Government must also make strenuous efforts, using its vast intelligence networks, to identify and fish out the sponsors of the criminal activities in the region, particularly the ‘big men’ who are behind the illegal oil bunkering in the area and similarly bring them to justice.

Government must demonstrate the resolve to make an example out of these highly placed people who are benefitting from the chaos and instability in the region. With that, a strong signal would have been sent that it can no longer be business as usual. This has to be done in order to bring sanity into the place and secure the fragile peace which the amnesty programme has succeeded in enthroning before the current relapse.

It is against this background that the decision of the Nigerian Navy and other security agencies to launch a holistic operation to flush out all criminal elements from their hideouts in the creeks must be applauded.

The Chief of Training and Operations, Naval Headquarters, Rear Admiral Ben Acholonu had told news men in Abuja after a brain storming session by the Naval authorities that the nation’s armed forces have concluded plans for a joint military exercise code named ‘Operation Nemo’ to curb kidnapping and other criminal activities in the Niger Delta.

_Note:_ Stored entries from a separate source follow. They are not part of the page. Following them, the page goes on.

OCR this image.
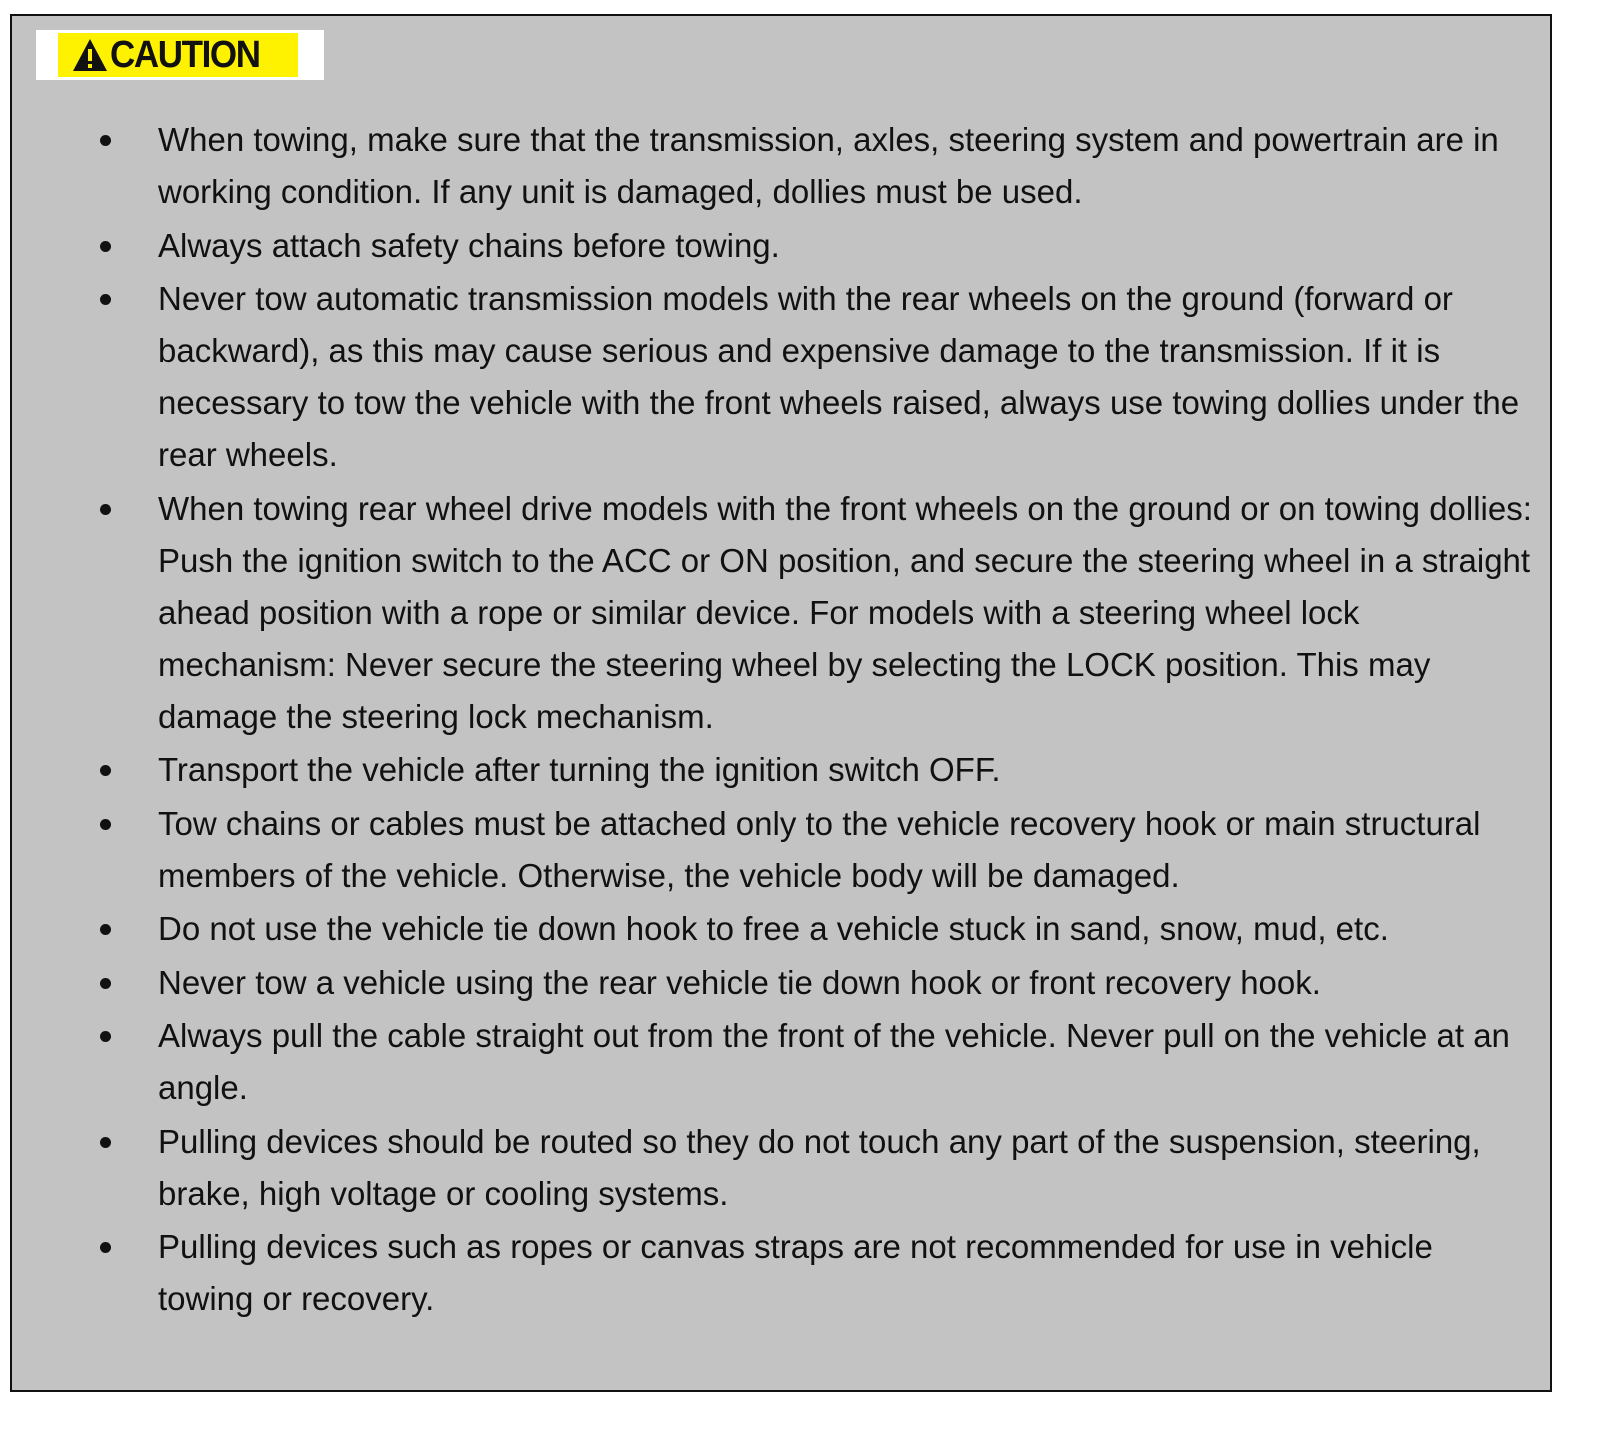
CAUTION
When towing, make sure that the transmission, axles, steering system and powertrain are in working condition. If any unit is damaged, dollies must be used.
Always attach safety chains before towing.
Never tow automatic transmission models with the rear wheels on the ground (forward or backward), as this may cause serious and expensive damage to the transmission. If it is necessary to tow the vehicle with the front wheels raised, always use towing dollies under the rear wheels.
When towing rear wheel drive models with the front wheels on the ground or on towing dollies: Push the ignition switch to the ACC or ON position, and secure the steering wheel in a straight ahead position with a rope or similar device. For models with a steering wheel lock mechanism: Never secure the steering wheel by selecting the LOCK position. This may damage the steering lock mechanism.
Transport the vehicle after turning the ignition switch OFF.
Tow chains or cables must be attached only to the vehicle recovery hook or main structural members of the vehicle. Otherwise, the vehicle body will be damaged.
Do not use the vehicle tie down hook to free a vehicle stuck in sand, snow, mud, etc.
Never tow a vehicle using the rear vehicle tie down hook or front recovery hook.
Always pull the cable straight out from the front of the vehicle. Never pull on the vehicle at an angle.
Pulling devices should be routed so they do not touch any part of the suspension, steering, brake, high voltage or cooling systems.
Pulling devices such as ropes or canvas straps are not recommended for use in vehicle towing or recovery.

Although he was tactical with the use of language when he stated the objectives of the military exercise, it was, however, imperative that the armed forces have declared war against the criminal gangs in the area. He said the objectives “are to assess the operational state of the naval ships, air access and the logistics support the navy could give to its ships in sustained operations at sea”.

The operations must be sustained until the region is rid of the menace of all the criminals that have made peace impossible in the Niger Delta.